Serie de historias de fantasmas 10 - Capítulo 44
“De acuerdo”, dije arrastrando las palabras.
—¿Viene Chen Yuan? —Los ojos de Xiao Xuan reflejaban cierta inquietud—. Entonces me voy ahora...
"¿De qué hay que tener miedo? Tarde o temprano lo descubrirá." Aunque dije eso, seguía sintiéndome un poco inquieto.
—No quiero disgustarlo. Ya encontraré la oportunidad de hablar con él más tarde. —Xiaoxuan me besó en la mejilla—. Prométeme que no se lo dirás, ¿de acuerdo?
Asentí con la cabeza, pero en realidad no tuve el valor de contárselo a Chen Yuan.
Xiaoxuan se marchó, pero un ligero aroma aún permanecía en la habitación.

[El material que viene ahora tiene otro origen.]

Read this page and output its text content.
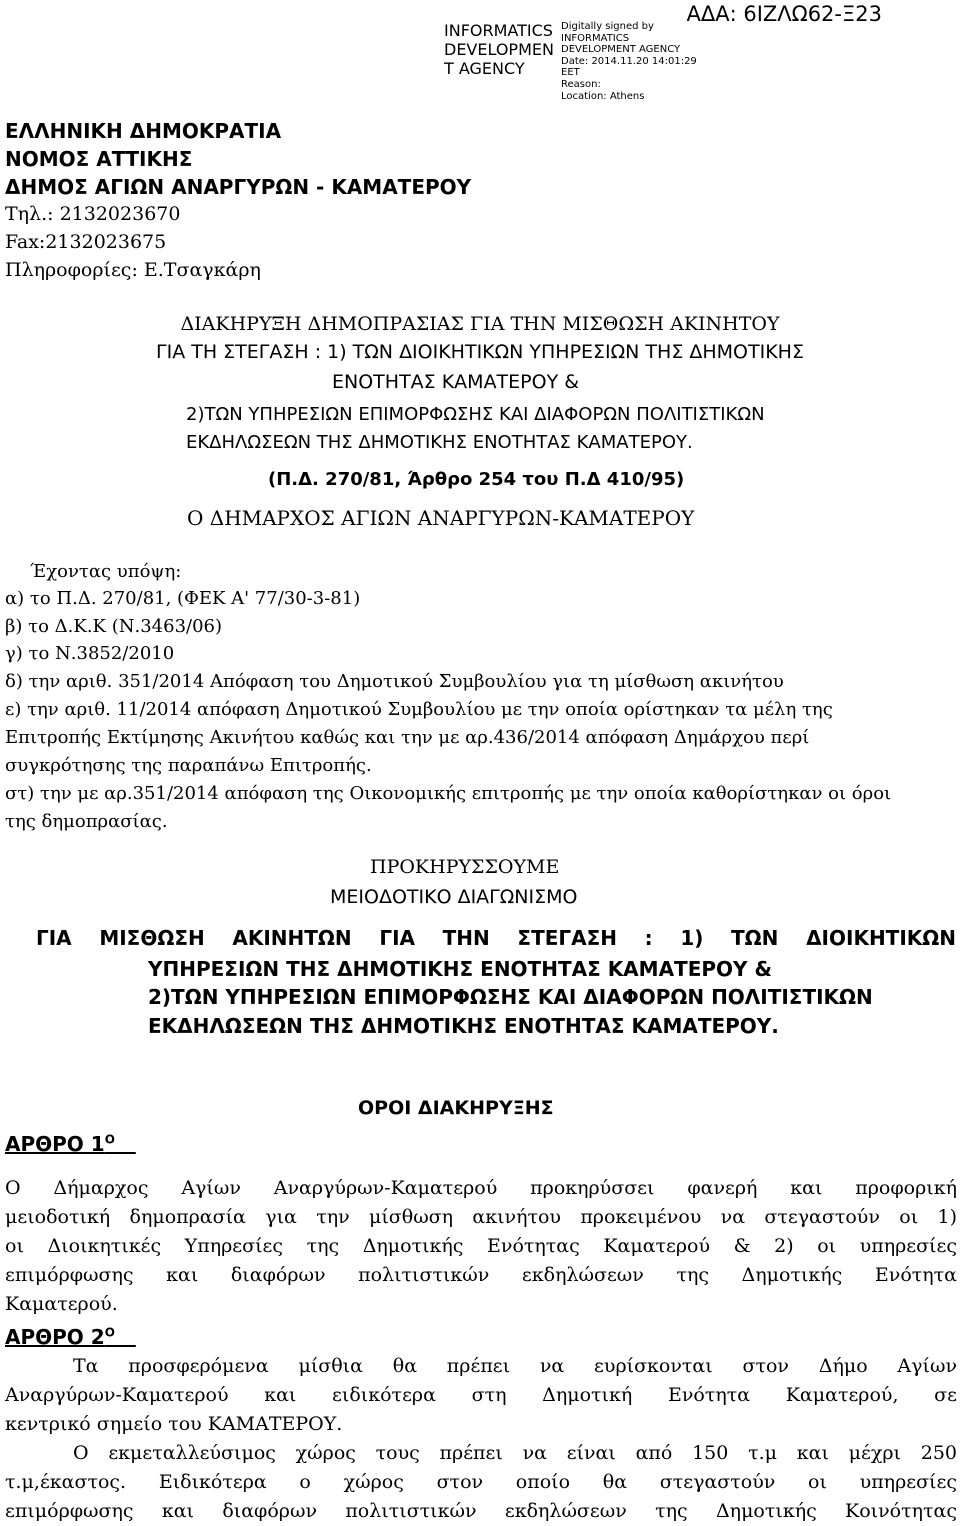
ΑΔΑ: 6ΙΖΛΩ62-Ξ23
INFORMATICS
DEVELOPMEN
T AGENCY
Digitally signed by
INFORMATICS
DEVELOPMENT AGENCY
Date: 2014.11.20 14:01:29
EET
Reason:
Location: Athens
ΕΛΛΗΝΙΚΗ ΔΗΜΟΚΡΑΤΙΑ
ΝΟΜΟΣ ΑΤΤΙΚΗΣ
ΔΗΜΟΣ ΑΓΙΩΝ ΑΝΑΡΓΥΡΩΝ - ΚΑΜΑΤΕΡΟΥ
Τηλ.: 2132023670
Fax:2132023675
Πληροφορίες: Ε.Τσαγκάρη
ΔΙΑΚΗΡΥΞΗ ΔΗΜΟΠΡΑΣΙΑΣ ΓΙΑ ΤΗΝ ΜΙΣΘΩΣΗ ΑΚΙΝΗΤΟΥ
ΓΙΑ ΤΗ ΣΤΕΓΑΣΗ : 1) ΤΩΝ ΔΙΟΙΚΗΤΙΚΩΝ ΥΠΗΡΕΣΙΩΝ ΤΗΣ ΔΗΜΟΤΙΚΗΣ
ΕΝΟΤΗΤΑΣ ΚΑΜΑΤΕΡΟΥ &
2)ΤΩΝ ΥΠΗΡΕΣΙΩΝ ΕΠΙΜΟΡΦΩΣΗΣ ΚΑΙ ΔΙΑΦΟΡΩΝ ΠΟΛΙΤΙΣΤΙΚΩΝ
ΕΚΔΗΛΩΣΕΩΝ ΤΗΣ ΔΗΜΟΤΙΚΗΣ ΕΝΟΤΗΤΑΣ ΚΑΜΑΤΕΡΟΥ.
(Π.Δ. 270/81, Άρθρο 254 του Π.Δ 410/95)
Ο ΔΗΜΑΡΧΟΣ ΑΓΙΩΝ ΑΝΑΡΓΥΡΩΝ-ΚΑΜΑΤΕΡΟΥ
Έχοντας υπόψη:
α) το Π.Δ. 270/81, (ΦΕΚ Α' 77/30-3-81)
β) το Δ.Κ.Κ (Ν.3463/06)
γ) το Ν.3852/2010
δ) την αριθ. 351/2014 Απόφαση του Δημοτικού Συμβουλίου για τη μίσθωση ακινήτου
ε) την αριθ. 11/2014 απόφαση Δημοτικού Συμβουλίου με την οποία ορίστηκαν τα μέλη της
Επιτροπής Εκτίμησης Ακινήτου καθώς και την με αρ.436/2014 απόφαση Δημάρχου περί
συγκρότησης της παραπάνω Επιτροπής.
στ) την με αρ.351/2014 απόφαση της Οικονομικής επιτροπής με την οποία καθορίστηκαν οι όροι
της δημοπρασίας.
ΠΡΟΚΗΡΥΣΣΟΥΜΕ
ΜΕΙΟΔΟΤΙΚΟ ΔΙΑΓΩΝΙΣΜΟ
ΓΙΑ ΜΙΣΘΩΣΗ ΑΚΙΝΗΤΩΝ ΓΙΑ ΤΗΝ ΣΤΕΓΑΣΗ : 1) ΤΩΝ ΔΙΟΙΚΗΤΙΚΩΝ
ΥΠΗΡΕΣΙΩΝ ΤΗΣ ΔΗΜΟΤΙΚΗΣ ΕΝΟΤΗΤΑΣ ΚΑΜΑΤΕΡΟΥ &
2)ΤΩΝ ΥΠΗΡΕΣΙΩΝ ΕΠΙΜΟΡΦΩΣΗΣ ΚΑΙ ΔΙΑΦΟΡΩΝ ΠΟΛΙΤΙΣΤΙΚΩΝ
ΕΚΔΗΛΩΣΕΩΝ ΤΗΣ ΔΗΜΟΤΙΚΗΣ ΕΝΟΤΗΤΑΣ ΚΑΜΑΤΕΡΟΥ.
ΟΡΟΙ ΔΙΑΚΗΡΥΞΗΣ
ΑΡΘΡΟ $1^O$
Ο Δήμαρχος Αγίων Αναργύρων-Καματερού προκηρύσσει φανερή και προφορική
μειοδοτική δημοπρασία για την μίσθωση ακινήτου προκειμένου να στεγαστούν οι 1)
οι Διοικητικές Υπηρεσίες της Δημοτικής Ενότητας Καματερού & 2) οι υπηρεσίες
επιμόρφωσης και διαφόρων πολιτιστικών εκδηλώσεων της Δημοτικής Ενότητα
Καματερού.
ΑΡΘΡΟ $2^O$
Τα προσφερόμενα μίσθια θα πρέπει να ευρίσκονται στον Δήμο Αγίων
Αναργύρων-Καματερού και ειδικότερα στη Δημοτική Ενότητα Καματερού, σε
κεντρικό σημείο του ΚΑΜΑΤΕΡΟΥ.
Ο εκμεταλλεύσιμος χώρος τους πρέπει να είναι από 150 τ.μ και μέχρι 250
τ.μ,έκαστος. Ειδικότερα ο χώρος στον οποίο θα στεγαστούν οι υπηρεσίες
επιμόρφωσης και διαφόρων πολιτιστικών εκδηλώσεων της Δημοτικής Κοινότητας
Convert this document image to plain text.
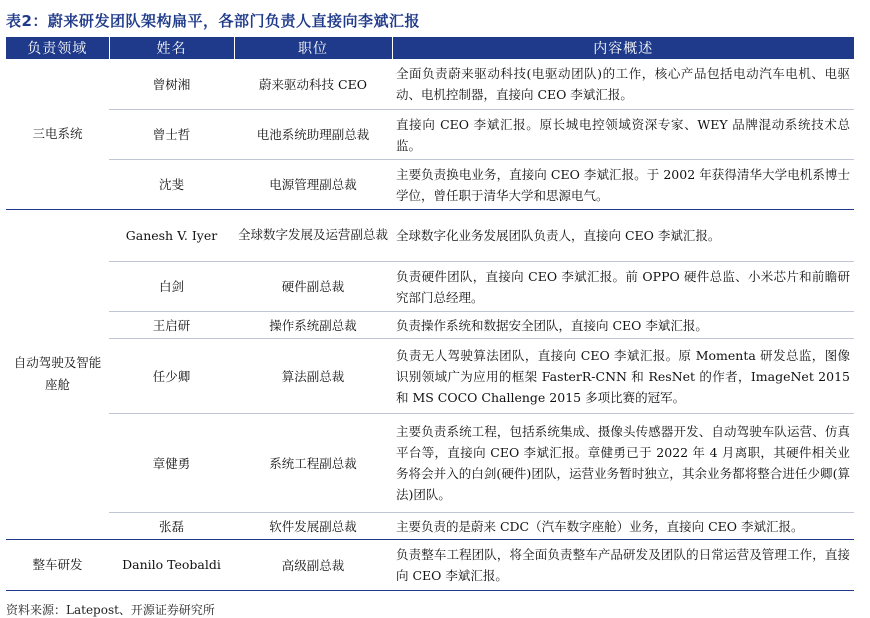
表2：蔚来研发团队架构扁平，各部门负责人直接向李斌汇报
负责领域	姓名	职位	内容概述
三电系统	曾树湘	蔚来驱动科技 CEO	全面负责蔚来驱动科技(电驱动团队)的工作，核心产品包括电动汽车电机、电驱动、电机控制器，直接向 CEO 李斌汇报。
	曾士哲	电池系统助理副总裁	直接向 CEO 李斌汇报。原长城电控领域资深专家、WEY 品牌混动系统技术总监。
	沈斐	电源管理副总裁	主要负责换电业务，直接向 CEO 李斌汇报。于 2002 年获得清华大学电机系博士学位，曾任职于清华大学和思源电气。
自动驾驶及智能座舱	Ganesh V. Iyer	全球数字发展及运营副总裁	全球数字化业务发展团队负责人，直接向 CEO 李斌汇报。
	白剑	硬件副总裁	负责硬件团队，直接向 CEO 李斌汇报。前 OPPO 硬件总监、小米芯片和前瞻研究部门总经理。
	王启研	操作系统副总裁	负责操作系统和数据安全团队，直接向 CEO 李斌汇报。
	任少卿	算法副总裁	负责无人驾驶算法团队，直接向 CEO 李斌汇报。原 Momenta 研发总监，图像识别领域广为应用的框架 FasterR-CNN 和 ResNet 的作者，ImageNet 2015 和 MS COCO Challenge 2015 多项比赛的冠军。
	章健勇	系统工程副总裁	主要负责系统工程，包括系统集成、摄像头传感器开发、自动驾驶车队运营、仿真平台等，直接向 CEO 李斌汇报。章健勇已于 2022 年 4 月离职，其硬件相关业务将会并入的白剑(硬件)团队，运营业务暂时独立，其余业务都将整合进任少卿(算法)团队。
	张磊	软件发展副总裁	主要负责的是蔚来 CDC（汽车数字座舱）业务，直接向 CEO 李斌汇报。
整车研发	Danilo Teobaldi	高级副总裁	负责整车工程团队，将全面负责整车产品研发及团队的日常运营及管理工作，直接向 CEO 李斌汇报。
资料来源：Latepost、开源证券研究所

Ordené el dormitorio y disfruté lentamente del desayuno que Xiaoxuan había preparado.
VII. El hombre que corta cabezas
Los golpes de Chen Yuan eran urgentes. No había cerrado la puerta con llave cuando despedí a Xiao Xuan, así que simplemente grité: "Pasa".
Chen Yuan entró apresuradamente, y yo crucé las piernas con naturalidad. "¿Quieres un tazón de gachas?"
Chen Yuan miró el desayuno sobre la mesa con expresión de desconcierto, y luego me miró a mí. "¿Lo preparaste tú mismo?"
"Claro, me aburro tanto todos los días que necesito cuidarme."
Chen Yuan se sentó frente a mí, mirándome fijamente. "¿Pareces haber cambiado mucho desde que saliste esta vez?"
"Sí, no recuerdo nada del pasado, así que me resulta muy difícil no cambiar."
Observé la expresión de ansiedad de Chen Yuan con frialdad, y me convencí aún más de que debía saber la verdad sobre lo que sucedió entre Xiao Huan y yo.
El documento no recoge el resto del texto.